Indeed, it is perhaps idle speculation, but with rates of suicide reported to have significantly increased last year, how many of these people could perhaps have been saved with swifter access to appropriate therapy?

But it goes further than an argument which seeks only to tug on heart strings for want of a better phrase. Speeding up access to treatment is also a vital economic stimulus that we can ill afford to ignore.

The cost to England’s economy of mental ill health is thought to be over £100 billion a year. Yes, that’s £100 billion a year. And if we delve deeper, figures from the Centre for Mental Health show that the total cost to employers of mental health problems among their staff is estimated to be nearly £26 billion each year, equivalent to £1,035 for every employee in the UK workforce.

This is made up of £8.4 billion in sickness absence; £15.1 billion a year in reduced productivity at work and £2.4 billion a year in replacing staff who leave their jobs because of mental ill health. How much money is being wasted by Government and business in a time of austerity by leaving those with mental health trouble to languish for months on end on waiting lists for treatment?

This is a clear case of social and economic concerns fusing together.

And for those who argue that it would be too greater cost for the NHS to bear if a guarantee to treatment was introduced, just read the words of the LSE report published last year, which concluded:

“More expenditure on the most common mental disorders would almost certainly cost the NHS nothing. For mental illness often increases the scale of physical illness. It can make existing physical illness worse. And it can also cause physical symptoms which cannot be medically explained at all: a half of all NHS patients referred for first consultant appointments in the acute sector have “medically unexplained symptoms”.

Altogether the extra physical healthcare caused by mental illness now costs the NHS at least £10 billion. Much of this money would be better spent on psychological therapies for those people who have mental health problems on top of their physical symptoms. When people with physical symptoms receive psychological therapy, the average improvement in physical symptoms is so great that the resulting savings on NHS physical care outweigh the cost of the psychological therapy.”
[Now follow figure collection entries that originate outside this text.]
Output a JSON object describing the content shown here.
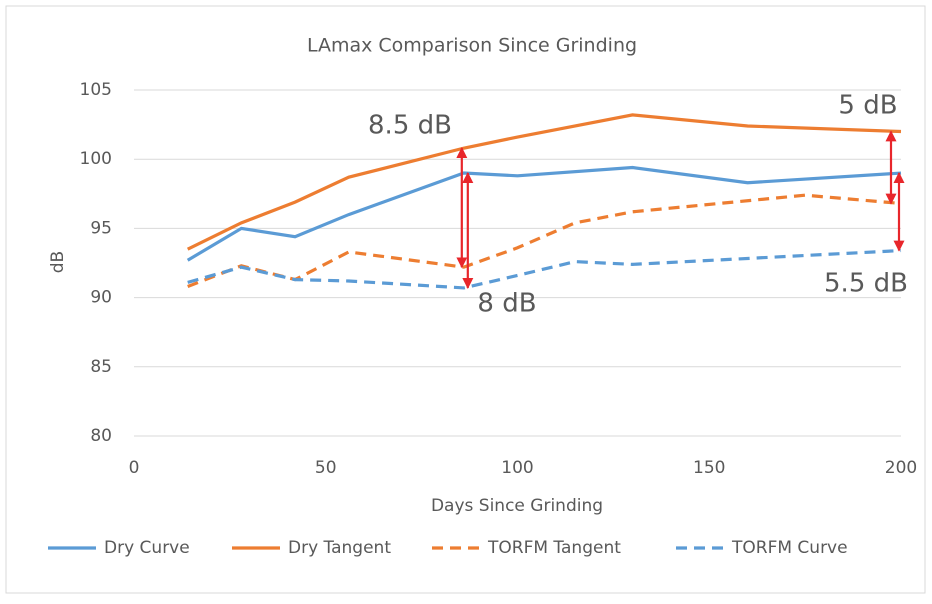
{
  "chart_data": {
    "type": "line",
    "title": "LAmax Comparison Since Grinding",
    "xlabel": "Days Since Grinding",
    "ylabel": "dB",
    "xlim": [
      0,
      200
    ],
    "xticks": [
      0,
      50,
      100,
      150,
      200
    ],
    "ylim": [
      80,
      105
    ],
    "yticks": [
      80,
      85,
      90,
      95,
      100,
      105
    ],
    "grid": true,
    "legend": "bottom",
    "series": [
      {
        "name": "Dry Curve",
        "color": "#5b9bd5",
        "style": "solid",
        "x": [
          14,
          28,
          42,
          56,
          86,
          100,
          130,
          160,
          200
        ],
        "values": [
          92.7,
          95.0,
          94.4,
          96.0,
          99.0,
          98.8,
          99.4,
          98.3,
          99.0
        ]
      },
      {
        "name": "Dry Tangent",
        "color": "#ed7d31",
        "style": "solid",
        "x": [
          14,
          28,
          42,
          56,
          86,
          100,
          130,
          160,
          200
        ],
        "values": [
          93.5,
          95.4,
          96.9,
          98.7,
          100.8,
          101.6,
          103.2,
          102.4,
          102.0
        ]
      },
      {
        "name": "TORFM Tangent",
        "color": "#ed7d31",
        "style": "dashed",
        "x": [
          14,
          28,
          42,
          56,
          86,
          100,
          115,
          130,
          175,
          200
        ],
        "values": [
          90.8,
          92.3,
          91.3,
          93.3,
          92.2,
          93.6,
          95.4,
          96.2,
          97.4,
          96.8
        ]
      },
      {
        "name": "TORFM Curve",
        "color": "#5b9bd5",
        "style": "dashed",
        "x": [
          14,
          28,
          42,
          56,
          86,
          100,
          115,
          130,
          200
        ],
        "values": [
          91.1,
          92.2,
          91.3,
          91.2,
          90.7,
          91.6,
          92.6,
          92.4,
          93.4
        ]
      }
    ],
    "annotations": [
      "8.5 dB",
      "8 dB",
      "5 dB",
      "5.5 dB"
    ]
  }
}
One in four of us will at some stage suffer from a mental health problem, many of whom will require treatment and support. For the sake of both the social and economic fabric of our country, the Cinderella service that mental health has too often become needs addressing once and for all with a pledge by all parties to support a guarantee of access to appropriate treatment within 28 days.

As a society we would do well to heed the advice of Barack Obama who, two years before winning the presidency, said in a Commencement Address to Xavier University:

“You know, there’s a lot of talk in this country about the federal deficit. But I think we should talk more about our empathy deficit – the ability to put ourselves in someone else’s shoes; to see the world through the eyes of those who are different from us – the child who’s hungry, the steelworker who’s been laid-off, the family who lost the entire life they built together when the storm came to town.”